The latest Government planning data on the face of it supports the view that there has been a bounce in activity within the house building sector.
The topline data, released today, for residential planning decision show a fall in the September quarter compared with both the previous quarter and on the same quarter last year.
But the figures for major developments (10 or more units) are on the rise and it is within these developments that the meat of house building activity takes place (see graph).
Before getting too excited though, what these figures don’t tell us is how many of the planning decisions are being made for new applications where consent already existed.
Certainly, analysis I did earlier this year for the Housing Market Intelligence report using Barbour ABI planning data does suggest that house builders are re-planning increasing numbers of their sites to meet the radically changed pattern of demand for homes.
In crude terms there is a low demand for flats and a higher demand for family houses. But large swathes of the consented land have permissions for flats rather than houses. This will be tempting house builders, where it makes commercial sense, to put in new applications to switch consents from flats to houses.
So if reapplications are, as I suspect, partly responsible for the upswing in consents, it means that landbanks are not increasing as fast as the bald data might suggest. But it would mean that starts on site are more likely.
Interestingly house builders are getting very twitchy again about planning delays. The latest Housing Market Report survey data shows that increasing numbers of builders see planning delays as a major constraint on their business activities.

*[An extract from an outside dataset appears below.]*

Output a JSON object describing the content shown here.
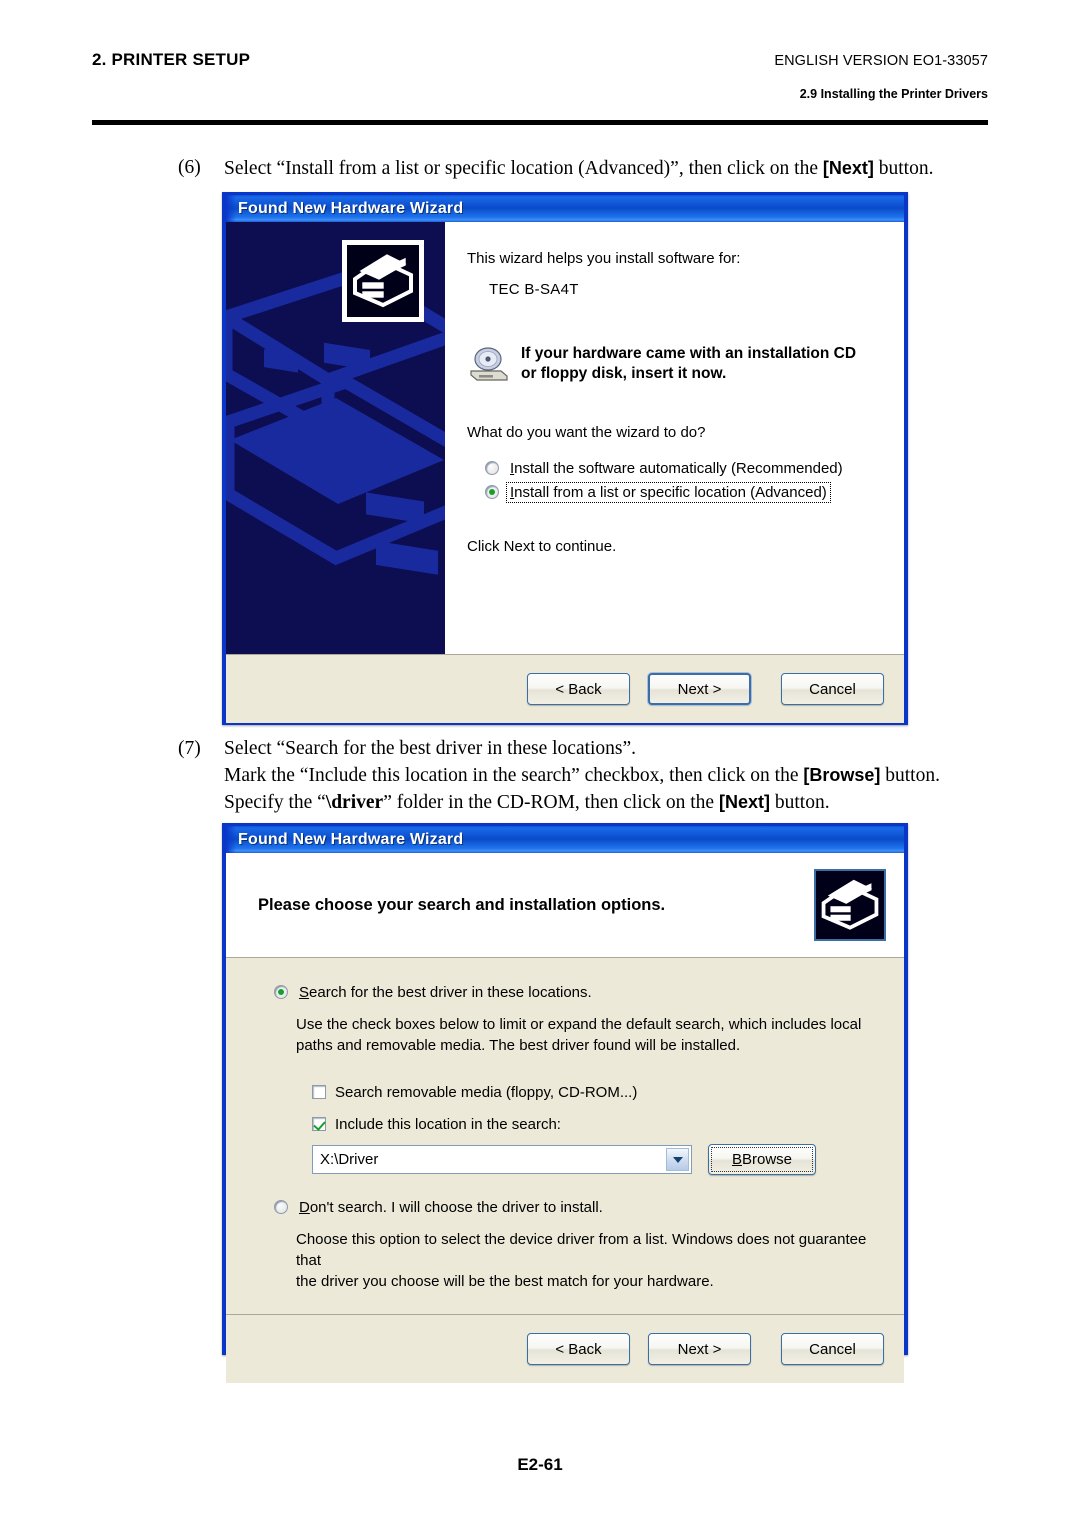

The number of house builders citing planning delays as a major constraint sank from 90% in September 2007 to just 32% last December. The figure however has risen to 60%.
Ironically, planning applications appear from the official figure (see graph) to be more likely to go through than at any stage since 2003 and there is no sign that decisions are any slower. So if anything the planning process appears to have improved from the perspective of the house builder.
This rather suggests that planning has once again shot up the boardroom agenda at house builders, which might seem rather strange, given that at current rates of build many have landbanks sufficient to cover eight or nine years into the future – twice the levels they would have carried in the past.
It may just be that their rediscovered frustration with the planning process is further evidence that they feel the need to rapidly re-plan large slices of their already consented land.